Mannheim/Rhein-Neckar. Bei dem bereits Mitte Dezember vor der Großen Wirtschaftsstrafkammer 24 gestarteten, aber von Corona-Unterbrechungen in die Länge gezogenen Prozess um erschwindelte Bankkredite in Millionenhöhe sowie betrügerische Verkäufe von Photovoltaik-Anlagen (wir berichteten) sitzt ein Geschäftsmann aus Nußloch auf der Anklagebank. Angegliedert ist ein Einziehungsverfahren im Sinne von Vermögensabschöpfung: Eine Mannheimer Immobiliengesellschaft, die im Bordellviertel aktiv ist, steht im Verdacht, von den Betrügereien des 49-Jährigen finanziell profitiert zu haben.
Zeugin bringt Rechtsbeistand mit
Im Saal 2 des Mannheimer Landgerichtes knistert die Luft vor Anspannung. Die einzige für diesen Tag (zum zweiten Mal) geladene Zeugin erscheint mit Rechtsbeistand – obwohl sie selbst Juristin ist.
Es gilt komplexe Fragen zu klären: Wie kam es dazu, dass der Angeklagte Photovoltaik-Anlagen veräußerte, die er zwar beruflich betreute, aber nicht besaß, und obendrein für solcherart Lichtenergieumwandler kassiertes Geld an die Immobiliengesellschaft überwies – als Darlehen für ein Bauprojekt in der von Prostitution geprägten Lupinenstraße? Von etwas mehr als einer Million Euro ist in die Rede.

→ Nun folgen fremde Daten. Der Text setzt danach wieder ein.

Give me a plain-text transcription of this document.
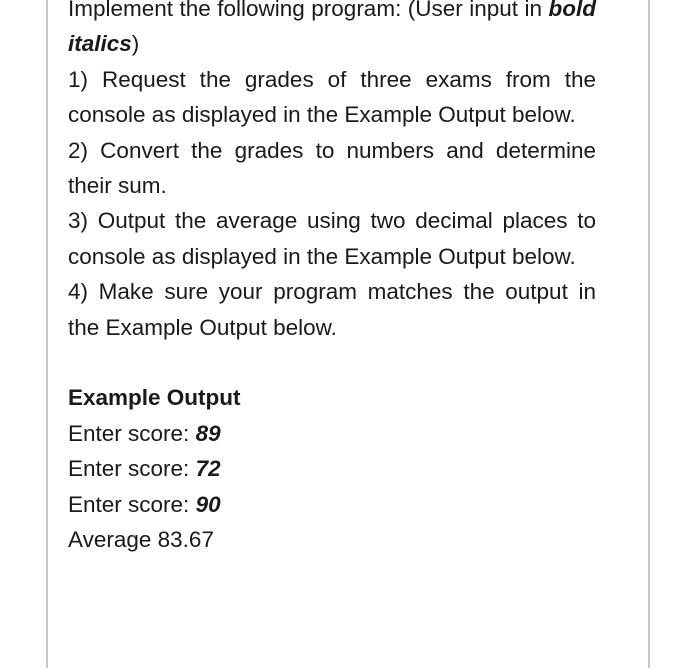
Implement the following program: (User input in bold italics)

1) Request the grades of three exams from the console as displayed in the Example Output below.

2) Convert the grades to numbers and determine their sum.

3) Output the average using two decimal places to console as displayed in the Example Output below.

4) Make sure your program matches the output in the Example Output below.

Example Output

Enter score: 89

Enter score: 72

Enter score: 90

Average 83.67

Die aus Norddeutschland angereiste Zeugin, früher Mitarbeiterin eines in die Schieflage geratenen Hamburger Anbieters von Investmentfonds, wiederholt noch einmal ihre Aussage, die sie bereits gegenüber der Kripobeamtin gemacht hatte: „Wir wollten Geld in erneuerbare Energie stecken und haben in einen Puff investiert.“
Inzwischen ist wegen der verschwundenen Million am Heidelberger Landgericht eine weitere Klage anhängig. Denn aus den Versprechungen des Angeklagten, er kümmere sich um das Rücktransferieren des Geldes, ist bislang nichts geworden.

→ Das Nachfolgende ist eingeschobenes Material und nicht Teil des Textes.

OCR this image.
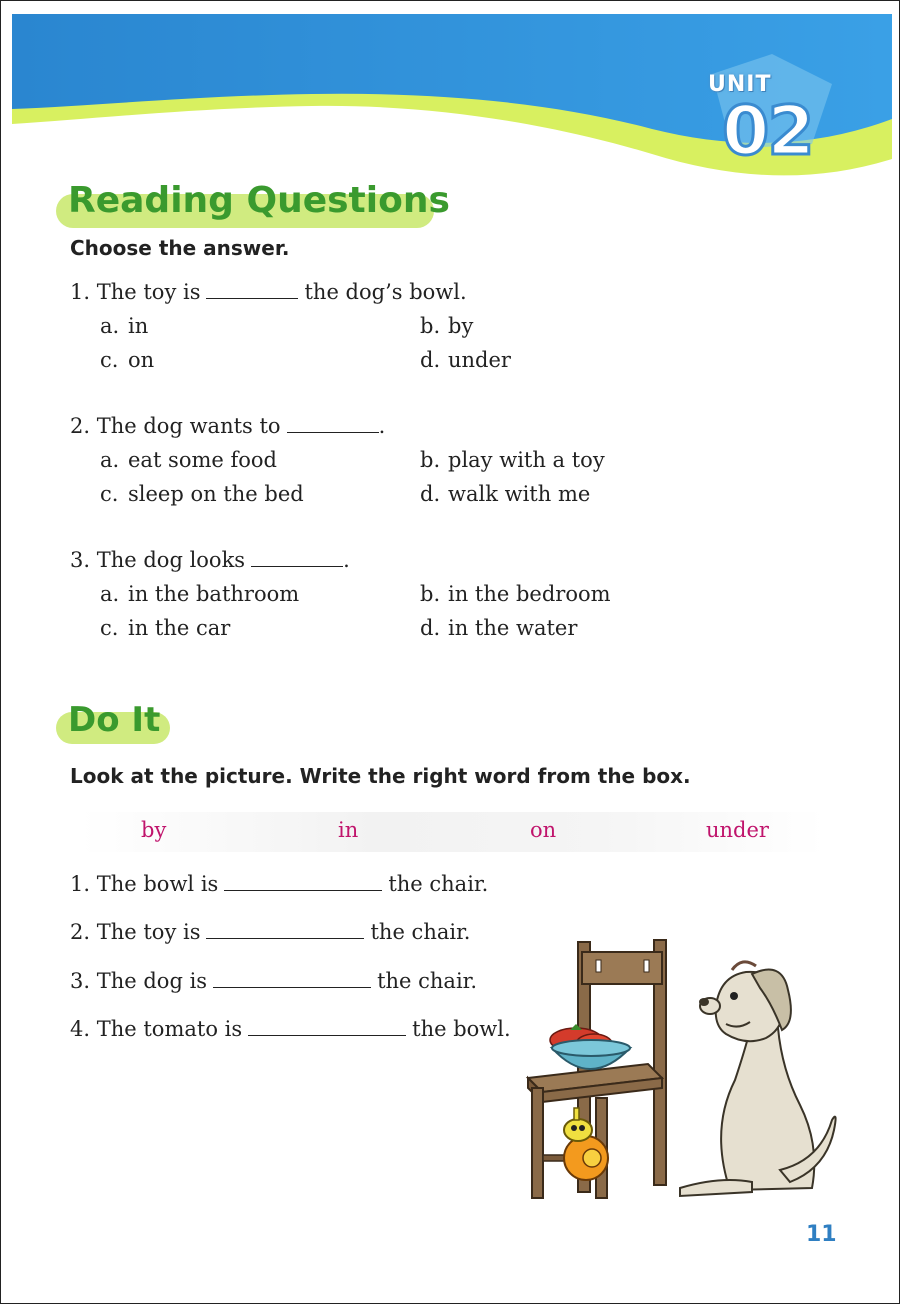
UNIT
02
Reading Questions

Choose the answer.

1. The toy is	the dog’s bowl.
a. in	b. by
c. on	d. under
2. The dog wants to	.
a. eat some food	b. play with a toy
c. sleep on the bed	d. walk with me
3. The dog looks	.
a. in the bathroom	b. in the bedroom
c. in the car	d. in the water
Do It

Look at the picture. Write the right word from the box.

by	in	on	under
1. The bowl is	the chair.
2. The toy is	the chair.
3. The dog is	the chair.
4. The tomato is	the bowl.
11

Bei der Befragung versucht der Anwalt des Geschäftsführers der Immobilienfirma, die Glaubwürdigkeit der Zeugin zu erschüttern. Denn die sagt aus, der Darlehensnehmer habe gewusst, woher die ihm zu Unrecht überwiesene Summe stamme. Die Emotionen kochen hoch, als die betrogene Photovoltaikanlagen-Käuferin im Zusammenhang mit dem Heidelberger Zivilverfahren erklärt, der Prozessbevollmächtigte des Projektentwicklers würde „bewusst falsch vortragen“. Daraufhin kündigt der betroffene Anwalt eine Strafanzeige wegen „falscher Verdächtigung“ an. Außerdem pocht er auf eine wörtliche Protokollierung – was die Kammer ablehnt.

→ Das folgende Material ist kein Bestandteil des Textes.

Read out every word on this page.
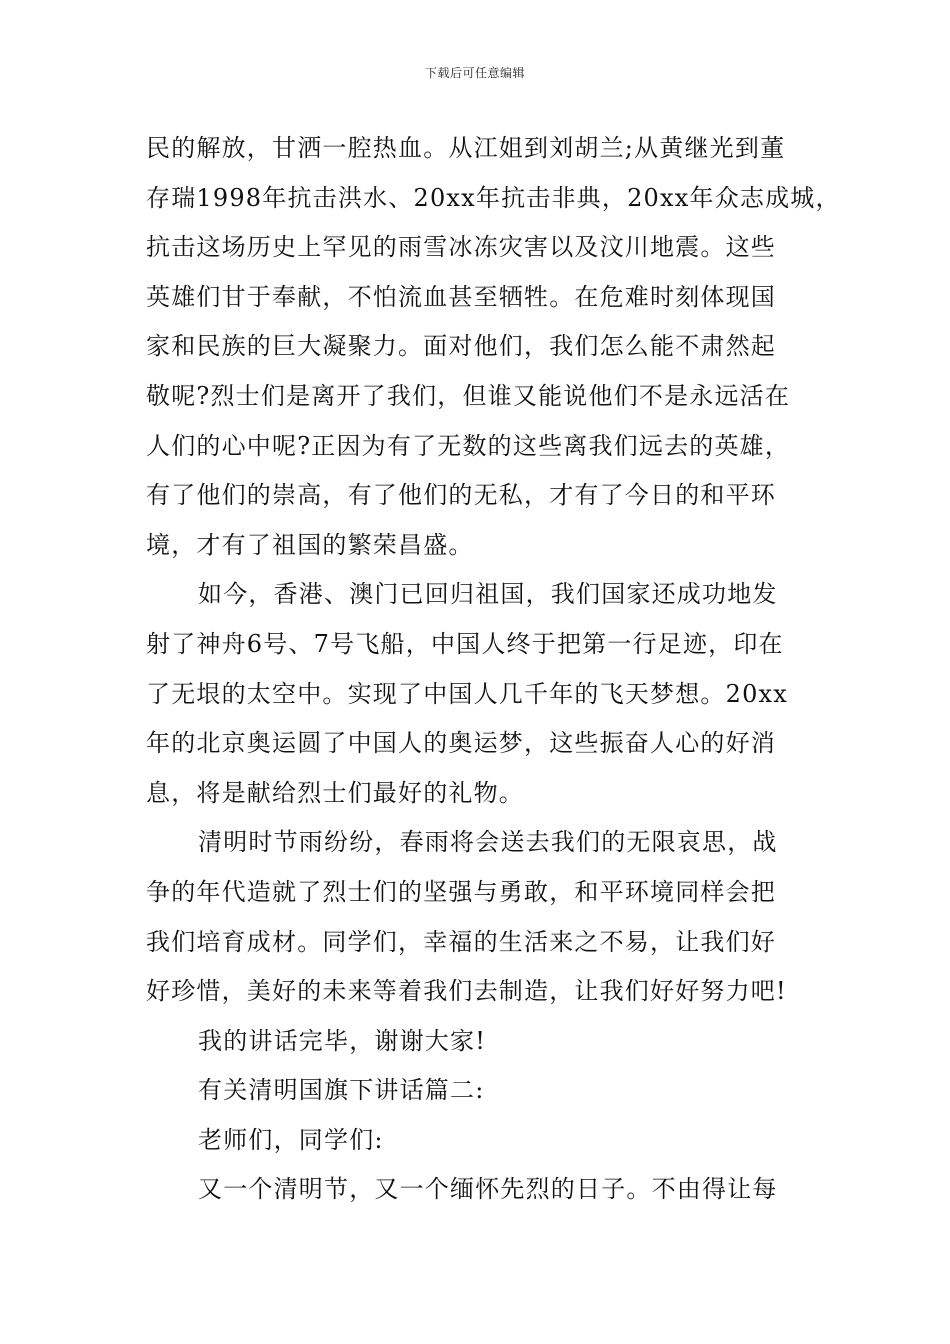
下载后可任意编辑
民的解放，甘洒一腔热血。从江姐到刘胡兰;从黄继光到董
存瑞1998年抗击洪水、20xx年抗击非典，20xx年众志成城，
抗击这场历史上罕见的雨雪冰冻灾害以及汶川地震。这些
英雄们甘于奉献，不怕流血甚至牺牲。在危难时刻体现国
家和民族的巨大凝聚力。面对他们，我们怎么能不肃然起
敬呢?烈士们是离开了我们，但谁又能说他们不是永远活在
人们的心中呢?正因为有了无数的这些离我们远去的英雄，
有了他们的崇高，有了他们的无私，才有了今日的和平环
境，才有了祖国的繁荣昌盛。
如今，香港、澳门已回归祖国，我们国家还成功地发
射了神舟6号、7号飞船，中国人终于把第一行足迹，印在
了无垠的太空中。实现了中国人几千年的飞天梦想。20xx
年的北京奥运圆了中国人的奥运梦，这些振奋人心的好消
息，将是献给烈士们最好的礼物。
清明时节雨纷纷，春雨将会送去我们的无限哀思，战
争的年代造就了烈士们的坚强与勇敢，和平环境同样会把
我们培育成材。同学们，幸福的生活来之不易，让我们好
好珍惜，美好的未来等着我们去制造，让我们好好努力吧!
我的讲话完毕，谢谢大家!
有关清明国旗下讲话篇二:
老师们，同学们:
又一个清明节，又一个缅怀先烈的日子。不由得让每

Die Zeugin, die mit dem in U-Haft sitzenden Nußlocher Geschäftsmann über das verwirrende Firmengeflecht ihres früheren Arbeitgebers intensiven Kontakt hatte, berichtet von einem Besuch im Bordellviertel Mannheims. Der Immobilienverwerter, der selbst mehrere Grundstücke in der Lupinenstraße besitze, habe dabei Pläne eines Architekten für ein Wohnprojekt vorgestellt: Man führe mit der Stadt Mannheim, die Prostitution aus der Neckarstadt weghaben wolle, Gespräche über Ausweichflächen, sei ihr gesagt worden.
Über fünf Stunden wird die Zeugin befragt. Vor dem Verlassen des Saales bleibt sie kurz stehen und ruft dem Angeklagten zu: „Ich hoffe, dass Sie sich für das, was Sie gemacht haben, irgendwann entschuldigen.“
Diese Szene beobachten im Publikum ein pensionierter Arzt und seine Frau sichtlich aufgewühlt. Das Paar hat beim vermeintlichen Erwerb von Photovoltaikanlagen mehr als eine halbe Million Euro verloren.
Zum Abschluss des Tages lässt die Vorsitzende Richterin Christiane Loos wissen, dass die Kammer mit ihrem Programm „eigentlich durch ist“.
Vor den Plädoyers haben der Angeklagte wie auch der Geschäftsführer der Mannheimer Immobiliengesellschaft Einlassungen angekündigt. Am Montag wird die Verhandlung fortgesetzt.